'Dawn of the Planet of the Apes' review: Not merely great sci-fi but great drama

'Dawn of the Planet of the Apes' review: Not merely great sci-fi but great drama

The "Planet of the Apes" franchise is officially cool again. Add "Dawn of the Planet of the Apes" to the short list of sequels that surpass their already impressive predecessors.

In short: A decade after a plague all but completely wipes out humanity, a chance encounter between a group of people struggling for survival and a thriving band of apes imperils their peaceful societies. While human survivor Malcolm (Jason Clarke) and ape leader Caesar (Andy Serkis) diligently work to forge a tenuous, if strained, peace -- their efforts are threatened by warmongering humans and apes alike. (watch the trailer)

"Dawn of the Planet of the Apes" absolutely takes everything great about it's predecessor - "Rise of the Planet of the Apes" - and continues pushing the rebooted franchise into exciting new territory. "Dawn" is a great sequel because it's closer to a standalone movie than a typical franchise sequel - which are usually mired in their own over-complicated mythology. "Dawn" is essentially a basic tale of survival between two rival groups, where co-existence may not be an option.

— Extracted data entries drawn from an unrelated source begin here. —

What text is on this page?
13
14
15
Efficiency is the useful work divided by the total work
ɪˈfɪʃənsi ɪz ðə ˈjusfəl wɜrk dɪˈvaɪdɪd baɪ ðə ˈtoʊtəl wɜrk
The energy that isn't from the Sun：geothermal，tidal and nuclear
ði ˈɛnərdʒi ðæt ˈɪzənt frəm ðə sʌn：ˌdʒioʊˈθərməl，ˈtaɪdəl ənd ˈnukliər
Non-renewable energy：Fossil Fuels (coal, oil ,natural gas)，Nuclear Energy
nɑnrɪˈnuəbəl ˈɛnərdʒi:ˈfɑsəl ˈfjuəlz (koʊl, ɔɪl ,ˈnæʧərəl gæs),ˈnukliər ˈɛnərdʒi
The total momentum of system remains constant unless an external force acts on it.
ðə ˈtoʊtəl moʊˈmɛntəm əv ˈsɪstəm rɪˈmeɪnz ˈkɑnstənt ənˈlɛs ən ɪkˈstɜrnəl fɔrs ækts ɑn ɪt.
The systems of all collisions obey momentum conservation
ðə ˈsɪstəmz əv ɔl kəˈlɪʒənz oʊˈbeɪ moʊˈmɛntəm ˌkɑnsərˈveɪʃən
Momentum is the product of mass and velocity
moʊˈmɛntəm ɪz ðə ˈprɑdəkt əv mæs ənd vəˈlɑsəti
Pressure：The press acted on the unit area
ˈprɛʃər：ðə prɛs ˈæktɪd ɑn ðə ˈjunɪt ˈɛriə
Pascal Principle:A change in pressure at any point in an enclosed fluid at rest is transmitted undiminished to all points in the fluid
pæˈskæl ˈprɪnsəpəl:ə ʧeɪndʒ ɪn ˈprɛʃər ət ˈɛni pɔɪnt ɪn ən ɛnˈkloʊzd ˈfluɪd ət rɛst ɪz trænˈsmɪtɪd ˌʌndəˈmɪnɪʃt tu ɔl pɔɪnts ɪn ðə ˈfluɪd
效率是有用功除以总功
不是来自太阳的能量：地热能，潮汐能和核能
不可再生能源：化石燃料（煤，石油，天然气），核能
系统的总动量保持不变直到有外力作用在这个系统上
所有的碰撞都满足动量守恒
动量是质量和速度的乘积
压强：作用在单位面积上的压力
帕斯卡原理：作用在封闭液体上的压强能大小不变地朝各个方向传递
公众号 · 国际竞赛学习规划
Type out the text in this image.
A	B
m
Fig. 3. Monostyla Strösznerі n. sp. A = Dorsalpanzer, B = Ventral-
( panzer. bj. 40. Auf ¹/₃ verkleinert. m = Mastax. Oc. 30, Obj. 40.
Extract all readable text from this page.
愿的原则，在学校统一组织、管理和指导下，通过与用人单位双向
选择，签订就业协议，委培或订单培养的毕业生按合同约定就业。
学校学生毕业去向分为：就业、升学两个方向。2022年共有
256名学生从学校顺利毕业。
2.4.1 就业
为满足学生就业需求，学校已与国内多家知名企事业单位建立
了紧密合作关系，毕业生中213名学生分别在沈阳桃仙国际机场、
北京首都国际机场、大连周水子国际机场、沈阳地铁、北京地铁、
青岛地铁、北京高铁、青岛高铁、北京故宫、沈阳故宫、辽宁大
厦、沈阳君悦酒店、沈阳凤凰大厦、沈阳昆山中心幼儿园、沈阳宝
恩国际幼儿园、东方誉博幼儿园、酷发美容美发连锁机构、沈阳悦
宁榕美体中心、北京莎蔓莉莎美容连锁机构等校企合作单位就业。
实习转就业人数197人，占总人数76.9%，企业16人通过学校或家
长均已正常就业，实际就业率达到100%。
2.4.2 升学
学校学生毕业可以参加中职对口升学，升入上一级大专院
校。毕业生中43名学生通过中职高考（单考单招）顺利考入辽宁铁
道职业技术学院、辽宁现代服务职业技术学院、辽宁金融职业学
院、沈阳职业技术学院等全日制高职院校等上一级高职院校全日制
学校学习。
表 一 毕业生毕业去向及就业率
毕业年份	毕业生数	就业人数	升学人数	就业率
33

The apes are absolutely what make "Dawn" incredible. Their first on-screen appearance is an astonishing sequence that illustrates their ability to plan complicated hunting strategies - as well as displaying their raw, brutal power. These apes are strong, smart and superior to humans in almost every way necessary for survival in a post-apocalyptic world.

"Dawn" also fleshes out and beautifully realizes the society the apes have forged. These beautifully realized characters have established values, a complex hierarchy and even a primitive education system. But at their core, they are still very much apes - with animalistic tendencies and ingrained simian behavior patterns - such as dominance and troop structure.

What elevates "Dawn" from just being a great sci-fi flick about highly evolved apes and makes it an intense and compelling action-drama is the incredible complexity of the ape relationships. These are not simply CGI cartoon monkeys - these apes have genuine character, long-standing relationships and personal motives that escalate compelling conflict. The film brilliantly invests time and effort in establishing the apes as complex characters - which effectively raises their stakes and makes them characters worth rooting against, caring for or simply fearing.

The same cannot be said of the humans in "Dawn." For a film that's theoretically about apes and humans, "Dawn" excels during virtually every ape-centric scene, but isn't quite as strong during the human scenes.

Almost everything about the humans is neglected to a certain degree - be it the rushed explanation of why humans ventured into ape territory or how human's have eked out a survival on the edge of human extinction. Even the main human character - the ape-sympathizer Malcolm - is vaguely established as a character. He's not the leader of the human survivors but his advice/leadership is clearly followed. The closest two characters to Malcolm could be summed up simply as 'Malcolm's gf' and 'Malcolm's moody son.' Those script deficiencies aside, Jason Clarke does a fine job of injecting a warm humanity to Malcolm, who risks his life trying to establish peace between the humans and apes.

Andy Serkis again shines as the ape leader Caesar - the main ape from "Rise." Caesar is a commanding presence, a firm leader and loving family man -- which only makes Serkis's performance all the more impressive because Caesar is a character of few words and broken English phrases. But Serkis turns a minimal amount of dialogue and incredible motion capture act into one of the strongest and most dynamic film performances of the year.

On the flip side, Gary Oldman does his best with a very bland character as the leader of the human survivors -- but not even the beloved actor succeeds in saving the human villain from devolving into a shallow antagonist. His one tiny bit of back story - the only thing that gives his much humanity or character - is a quiet scene Oldman has looking at pictures. Beyond that, his aggressive human leader is best summed up as 'guy who wants to fight apes.'

The 3D in this flick is better than most 3D films - but "Dawn" can absolutely be enjoyed in standard 2D without having to pay for the 3D premium ticket.

In short: "Dawn of the Planet of the Apes" is a compelling, detailed sci-fi action drama packed with incredible visuals and richly developed ape characters. The action is solid, the visuals are impressive and the CGI apes are amazing - but this tragic action-drama's core story - a fight for survival - makes "Dawn" a must-see film of the summer.

"Dawn of the Planet of the Apes" hits theaters nationwide July 11 - with early screenings late Thurs (July 10) and is rated PG-13 for intense sequences of sci-fi violence and action, and brief strong language.